Flour, 2 pounds (approx. ½ gallon)
Bacon fat or other fat, melted 4 pounds (approx. ½ gallon)
Milk, liquid (approx. 1-1/2 gallons)
Meat stock (approx. 2 gallons)
Salt, 6 ounces (approx. ¾ cup)
Pepper, cayenne (approx. ¼ teaspoon)
Curry powder, 6 ounces (approx. 1-1/2 cups)
Cinnamon (approx. 1 teaspoon)
Cloves (approx. 1 teaspoon)
Nutmeg (approx. 1 teaspoon)
Allspice (approx. 1 teaspoon)
Onions, minced 3 pounds, 8 ounces (approx. 2-1/2 quarts)
Apples, sliced 6 pounds (approx. 1-1/2 gallons)
Chicken, cooked and cubed 15 pounds (approx. 4-1/4 gallons)
Rice, cooked 27 pounds (4 gallons)

Blend together flour and 2 pounds fat. Combine milk and stock. Heat to boiling
temperature. Stir in flour mixture. Again, heat to boiling temperature and cook about 3 minutes. Combine remaining fat, salt, pepper, curry powder, cinnamon, cloves, nutmeg, and allspice. Add onions, apples, and chicken. Cover tightly. Cook slowly 30 to 45 minutes. Stir in cream sauce. Reheat chicken curry to boiling temperature. Serve on or around mound of hot rice.

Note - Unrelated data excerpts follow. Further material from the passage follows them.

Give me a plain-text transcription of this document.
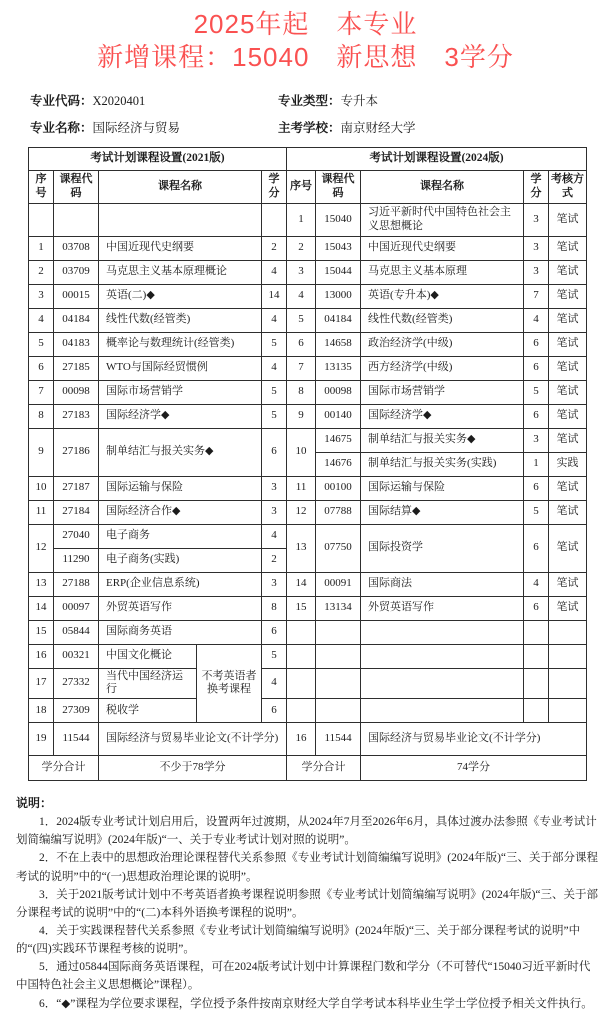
2025年起　本专业
新增课程：15040　新思想　3学分
专业代码：X2020401	专业类型：专升本
专业名称：国际经济与贸易	主考学校：南京财经大学
考试计划课程设置(2021版)					考试计划课程设置(2024版)				
序号	课程代码	课程名称		学分	序号	课程代码	课程名称	学分	考核方式
					1	15040	习近平新时代中国特色社会主义思想概论	3	笔试
1	03708	中国近现代史纲要		2	2	15043	中国近现代史纲要	3	笔试
2	03709	马克思主义基本原理概论		4	3	15044	马克思主义基本原理	3	笔试
3	00015	英语(二)◆		14	4	13000	英语(专升本)◆	7	笔试
4	04184	线性代数(经管类)		4	5	04184	线性代数(经管类)	4	笔试
5	04183	概率论与数理统计(经管类)		5	6	14658	政治经济学(中级)	6	笔试
6	27185	WTO与国际经贸惯例		4	7	13135	西方经济学(中级)	6	笔试
7	00098	国际市场营销学		5	8	00098	国际市场营销学	5	笔试
8	27183	国际经济学◆		5	9	00140	国际经济学◆	6	笔试
9	27186	制单结汇与报关实务◆		6	10	14675	制单结汇与报关实务◆	3	笔试
						14676	制单结汇与报关实务(实践)	1	实践
10	27187	国际运输与保险		3	11	00100	国际运输与保险	6	笔试
11	27184	国际经济合作◆		3	12	07788	国际结算◆	5	笔试
12	27040	电子商务		4	13	07750	国际投资学	6	笔试
	11290	电子商务(实践)		2					
13	27188	ERP(企业信息系统)		3	14	00091	国际商法	4	笔试
14	00097	外贸英语写作		8	15	13134	外贸英语写作	6	笔试
15	05844	国际商务英语		6					
16	00321	中国文化概论	不考英语者换考课程	5					
17	27332	当代中国经济运行		4					
18	27309	税收学		6					
19	11544	国际经济与贸易毕业论文(不计学分)			16	11544	国际经济与贸易毕业论文(不计学分)		
学分合计		不少于78学分			学分合计		74学分		
说明：

1．2024版专业考试计划启用后，设置两年过渡期，从2024年7月至2026年6月，具体过渡办法参照《专业考试计划简编编写说明》(2024年版)“一、关于专业考试计划对照的说明”。

2．不在上表中的思想政治理论课程替代关系参照《专业考试计划简编编写说明》(2024年版)“三、关于部分课程考试的说明”中的“(一)思想政治理论课的说明”。

3．关于2021版考试计划中不考英语者换考课程说明参照《专业考试计划简编编写说明》(2024年版)“三、关于部分课程考试的说明”中的“(二)本科外语换考课程的说明”。

4．关于实践课程替代关系参照《专业考试计划简编编写说明》(2024年版)“三、关于部分课程考试的说明”中的“(四)实践环节课程考核的说明”。

5．通过05844国际商务英语课程，可在2024版考试计划中计算课程门数和学分（不可替代“15040习近平新时代中国特色社会主义思想概论”课程）。

6．“◆”课程为学位要求课程，学位授予条件按南京财经大学自学考试本科毕业生学士学位授予相关文件执行。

Source: The Cookbook of the United States Navy, Revised 1944
 
I once worked for a family from Trinidad. We were remodling a house for them in Ft. Lauderdale. The agreement was salary plus lodging and food.
While I was fine with staying in the house while we worked on it, the food was different.
Every meal was curry something. Even breafast was curry something. We must have eaten a pound of curry in 4 weeks time LOL! Indians use a lot of curry. I like curry , but not 3 meals a day. Your post brought back memories! I might just try this one;)
 
I don't remember having this one when I was in the navy, but that could mean that it was good enough not to complain about. Of course, I could never admit that aboard ship. LOL These recipes come from my quarterly newsletter from the "Tin Can Sailor" association. I wonder if I did a search on that navy cookbook if I could find it online.
 
You may already know this, Crabber, but "tin cans" are what sailors call destroyers and destroyer escorts. The outer skin on those ships is only 1/4" thick.
 
Lat evening I did a search and found the "Cookbook Of The United States Navy (revised 1944)" and did some very interesting reading. I read through three or four chapters and it was intersting to read about their take on nutrition and balanced meals. What was most interesting to me though was the sample weekly menus they had for each season of the year. Looking through the menu and remembering the variety of the food set before us gave me a greater appreciation for the food that all of us complained about. Granted, it wasn't like Mom's cooking. But frankly, it was better balanced nutritionally and far more variety than we ever had at home. But I also have to remember that it took a pretty large cooking staff to take care of all that work too.